Le Roi-Soleil, deuxième roman de la psychiatre Marie-Ève Cotton, propose une incursion dans des eaux dangereusement troubles, mêlant horreur et humanité, là où on s’y attend le moins. Après avoir flirté avec la comédie psychiatrique avec Pivot (2017), l’autrice s’attaque de front à l’un des sujets les plus indicibles : l’infanticide. Au féminin, par-dessus le marché.
« Cela fait longtemps que j’aime la littérature, explique l’autrice au parcours atypique (elle a aussi collaboré à la série Cerebrum), tombée dans le bain plus jeune avec Romain Gary. J’ai une grande admiration pour les gens capables de mettre en mots les choses complexes de la vie. »
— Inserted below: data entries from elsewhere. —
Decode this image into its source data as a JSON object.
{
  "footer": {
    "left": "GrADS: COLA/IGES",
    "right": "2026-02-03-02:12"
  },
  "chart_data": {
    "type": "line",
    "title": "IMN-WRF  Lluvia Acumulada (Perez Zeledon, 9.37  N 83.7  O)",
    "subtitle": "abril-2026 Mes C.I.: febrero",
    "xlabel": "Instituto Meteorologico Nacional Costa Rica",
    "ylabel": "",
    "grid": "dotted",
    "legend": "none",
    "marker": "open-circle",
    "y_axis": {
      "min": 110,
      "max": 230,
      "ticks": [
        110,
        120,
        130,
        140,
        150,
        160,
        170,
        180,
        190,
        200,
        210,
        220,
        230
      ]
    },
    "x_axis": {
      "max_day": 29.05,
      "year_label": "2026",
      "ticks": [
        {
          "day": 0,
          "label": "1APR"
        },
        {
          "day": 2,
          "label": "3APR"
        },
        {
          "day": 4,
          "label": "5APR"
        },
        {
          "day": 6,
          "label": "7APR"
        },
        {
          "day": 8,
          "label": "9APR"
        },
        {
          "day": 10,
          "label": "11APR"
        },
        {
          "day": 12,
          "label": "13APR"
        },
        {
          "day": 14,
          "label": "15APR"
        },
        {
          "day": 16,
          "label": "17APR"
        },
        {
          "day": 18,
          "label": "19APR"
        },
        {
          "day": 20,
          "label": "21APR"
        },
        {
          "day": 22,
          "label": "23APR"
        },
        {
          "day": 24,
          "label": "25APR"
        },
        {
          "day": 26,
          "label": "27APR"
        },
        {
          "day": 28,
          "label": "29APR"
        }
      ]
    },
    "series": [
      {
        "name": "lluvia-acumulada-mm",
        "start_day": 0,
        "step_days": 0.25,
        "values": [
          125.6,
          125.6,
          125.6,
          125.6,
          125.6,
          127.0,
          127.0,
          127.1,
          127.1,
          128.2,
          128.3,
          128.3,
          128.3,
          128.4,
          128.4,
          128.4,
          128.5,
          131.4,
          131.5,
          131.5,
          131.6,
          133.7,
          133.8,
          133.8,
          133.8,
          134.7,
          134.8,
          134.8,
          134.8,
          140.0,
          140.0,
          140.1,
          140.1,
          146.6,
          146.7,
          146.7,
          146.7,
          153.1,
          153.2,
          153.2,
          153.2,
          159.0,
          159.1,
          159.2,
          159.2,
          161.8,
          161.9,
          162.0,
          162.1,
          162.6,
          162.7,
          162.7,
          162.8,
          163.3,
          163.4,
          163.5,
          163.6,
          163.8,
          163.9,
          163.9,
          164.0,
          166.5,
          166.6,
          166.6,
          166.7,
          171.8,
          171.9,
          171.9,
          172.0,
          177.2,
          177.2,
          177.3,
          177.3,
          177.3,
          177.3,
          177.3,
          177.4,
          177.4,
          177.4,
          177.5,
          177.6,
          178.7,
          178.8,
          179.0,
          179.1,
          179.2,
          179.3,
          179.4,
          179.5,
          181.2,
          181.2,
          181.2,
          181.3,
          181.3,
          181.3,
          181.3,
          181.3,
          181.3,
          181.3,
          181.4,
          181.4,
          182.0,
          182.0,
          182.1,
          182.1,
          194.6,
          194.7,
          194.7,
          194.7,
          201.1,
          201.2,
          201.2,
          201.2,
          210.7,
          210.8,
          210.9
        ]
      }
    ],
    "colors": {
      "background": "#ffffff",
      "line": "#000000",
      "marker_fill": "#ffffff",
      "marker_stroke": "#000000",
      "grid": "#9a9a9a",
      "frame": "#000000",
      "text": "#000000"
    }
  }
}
Nous l’avons rencontrée chez elle, la semaine dernière, dans son havre de paix dans le fin fond de Lanaudière. C’est ici qu’elle vit quand elle n’est pas au Nunavik, où elle pratique depuis 20 ans. À voir sa table d’écriture, avec vue en contre-plongée sur un lac, en pleine saison des couleurs, on ne peut s’empêcher de se demander où diable elle va dénicher des récits morbides pareils.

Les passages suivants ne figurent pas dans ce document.